AltairX
New computer and new CPU PoC
The main processor of the AltairX K1 is a VLIW In Order CPU.
It has 4 internal memory:
64 KiB L1 instruction Cache 4-way.
32 KiB L1 data Cache RW 4-way.
32 KiB L1 data Cache R 4-way.
16 KiB L1 data Scratchpad memory.
1 MiB L2 Scratchpad memory.
Algorithms cache used is MRU based Pseudo LRU (PLRUm).
If used 2-way Algorithms cache used is FIFO.
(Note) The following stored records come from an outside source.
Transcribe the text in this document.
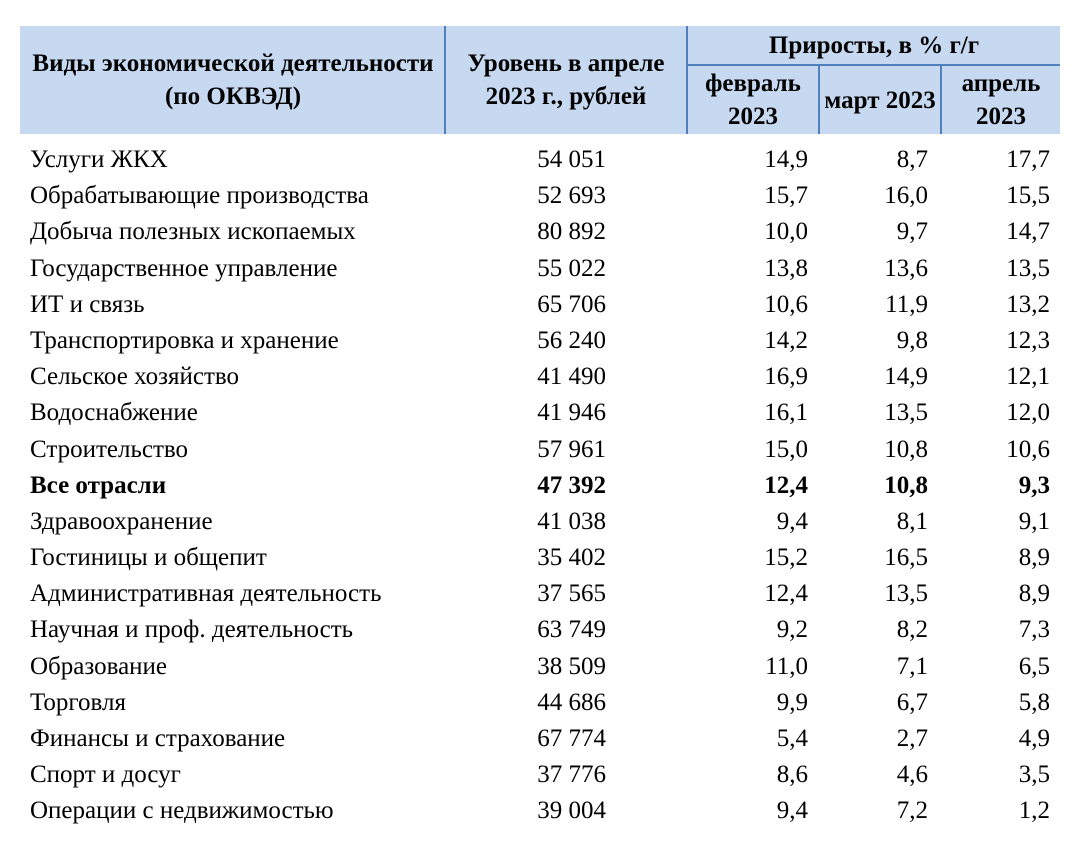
Виды экономической деятельности (по ОКВЭД)
Уровень в апреле 2023 г., рублей
Приросты, в % г/г
февраль 2023
март 2023
апрель 2023
Услуги ЖКХ	54 051	14,9	8,7	17,7
Обрабатывающие производства	52 693	15,7	16,0	15,5
Добыча полезных ископаемых	80 892	10,0	9,7	14,7
Государственное управление	55 022	13,8	13,6	13,5
ИТ и связь	65 706	10,6	11,9	13,2
Транспортировка и хранение	56 240	14,2	9,8	12,3
Сельское хозяйство	41 490	16,9	14,9	12,1
Водоснабжение	41 946	16,1	13,5	12,0
Строительство	57 961	15,0	10,8	10,6
Все отрасли	47 392	12,4	10,8	9,3
Здравоохранение	41 038	9,4	8,1	9,1
Гостиницы и общепит	35 402	15,2	16,5	8,9
Административная деятельность	37 565	12,4	13,5	8,9
Научная и проф. деятельность	63 749	9,2	8,2	7,3
Образование	38 509	11,0	7,1	6,5
Торговля	44 686	9,9	6,7	5,8
Финансы и страхование	67 774	5,4	2,7	4,9
Спорт и досуг	37 776	8,6	4,6	3,5
Операции с недвижимостью	39 004	9,4	7,2	1,2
The processor has no branch prediction, it will be based on the delay slot (1 cycle for Fetch) and 1 decode cycle + Jump (Delay)
The number of instructions is done via a "Pairing" bit, when it is equal to 1, there is another instruction to be executed in parallel, 0 indicates the end of the bundle.
The goal of this processor is to reach the minimum of latency, and to solve the problem of latency of the RAM.
For this, the compiler will have to do two things:
- resolve pipeline conflicts
- prefetch instruction and data
- use SPM
To resolve pipeline conflicts, it has an accumulator internal to the ALU and to the VFPU which is register 61.
To avoid multiple writes to registers due to unsynchronized pipeline, there are two special registers P and Q (Product and Quotient) which are registers 62 and 63, to handle mul / div / sqrt etc etc.
There is also a specific register for loops (register 60).
The processor has 64 general registers of 64 bits, and 64 registers of 128 bits for the VFPU.
The processor only has SIMD instructions for the FPU.
It has 151 instructions distributed like this:
ALU : 36
LSU : 28
CMP : 8
Other : 2
BRU : 20
VFPU : 32
EFU : 12
FPU-D : 8
DMA : 5
For floating point numbers in AltairX , it will not be 100% compatible with the standard with IEEE 754
-Non-normalized numbers are not handled (they are equal to zero).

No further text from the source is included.